In her paper “Interest rate uncertainty and firm decisions” Istrefi and co-authors defined “interest rate uncertainty” as the difference between predictions made in surveys by professional forecasters and actual outcomes.
“We checked how this uncertainty and this affects policy decisions and we find that there is a link: the more they speak about uncertainty, this correlates with an easier policy,” she told an MNI podcast. (Listen here or here)
“Higher interest rate uncertainty leads to a weaker economy, to weaker production and weaker investment,” she said, adding that sometimes forecasters disagree because they use different economic models and sometimes simply due to the intrinsic difficulty of economic forecasting.
“The idea is that the more clear and the more the central banks communicates about the reaction function, there will be at least less uncertainty about how the central bank will react," she said.
In other published research, Istrefi examined the frequency with which policymakers from central banks such as the Federal Reserve, the Bank of England or the European Central Bank “express surprise or that there is uncertainty” in official meeting minutes, in order to construct an index measuring the degree to which policy expectations are confirmed or otherwise.
DICTIONARIES OF UNCERTAINTY
“We look at the text and we want to catch this language … So we build like dictionaries of typical terms that they use to express this confidence or uncertainty on how things are on how things are going”, Istrefi said. (See MNI INTERVIEW: ECB Agrees On Gradual Cuts To Neutral - Centeno)
“There are times when there is a higher fraction of these surprise keywords or surprise risk.
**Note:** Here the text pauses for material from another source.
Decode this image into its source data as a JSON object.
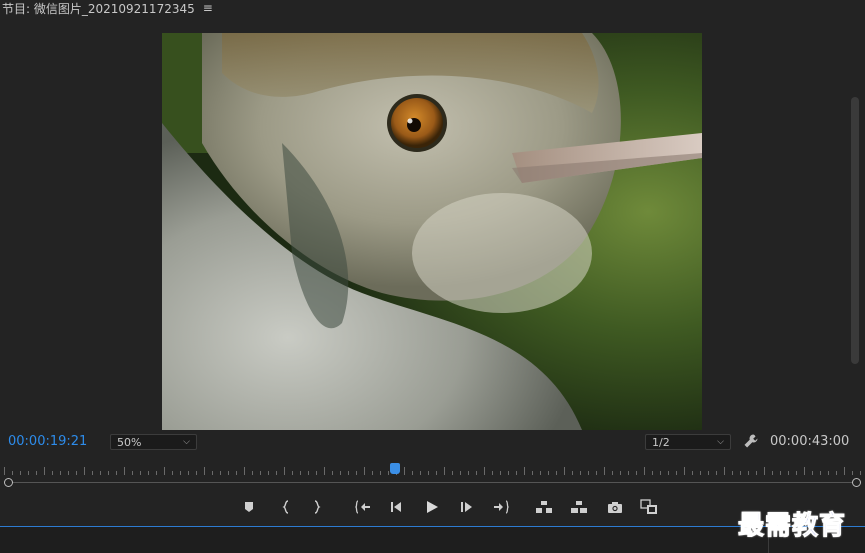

And this happens usually in times when there are recessions, around Brexit, Covid, or around when there is new policy tools that are implemented, where the share of uncertainty increases”, she said, stressing that the normal outcome from meetings is for banks to confirm their assessment of economic developments.
While the post-2020 inflation surge did not initially surprise policymakers, “uncertainty about inflation being too high came a bit delayed,” she said.
Financial markets sometimes react more strongly to intermeeting communications by members of the ECB’s Governing Council than to the statement and post-meeting press conferences, Istrefi said, pointing to another paper, and noting that the former average about 200 a year compared to only eight monetary policy meetings.
Intermeeting communication is usually “a continuation of those debates that have taken place in the meeting” or a way for policymakers to strengthen their position or to influence the market, Istrefi said, adding that context and timing was also important in determining the market reaction, and pointing to Mario Draghi’s famous "Whatever it takes" speech as an example.
“That was a speech that it didn't have a decision in itself,” she added.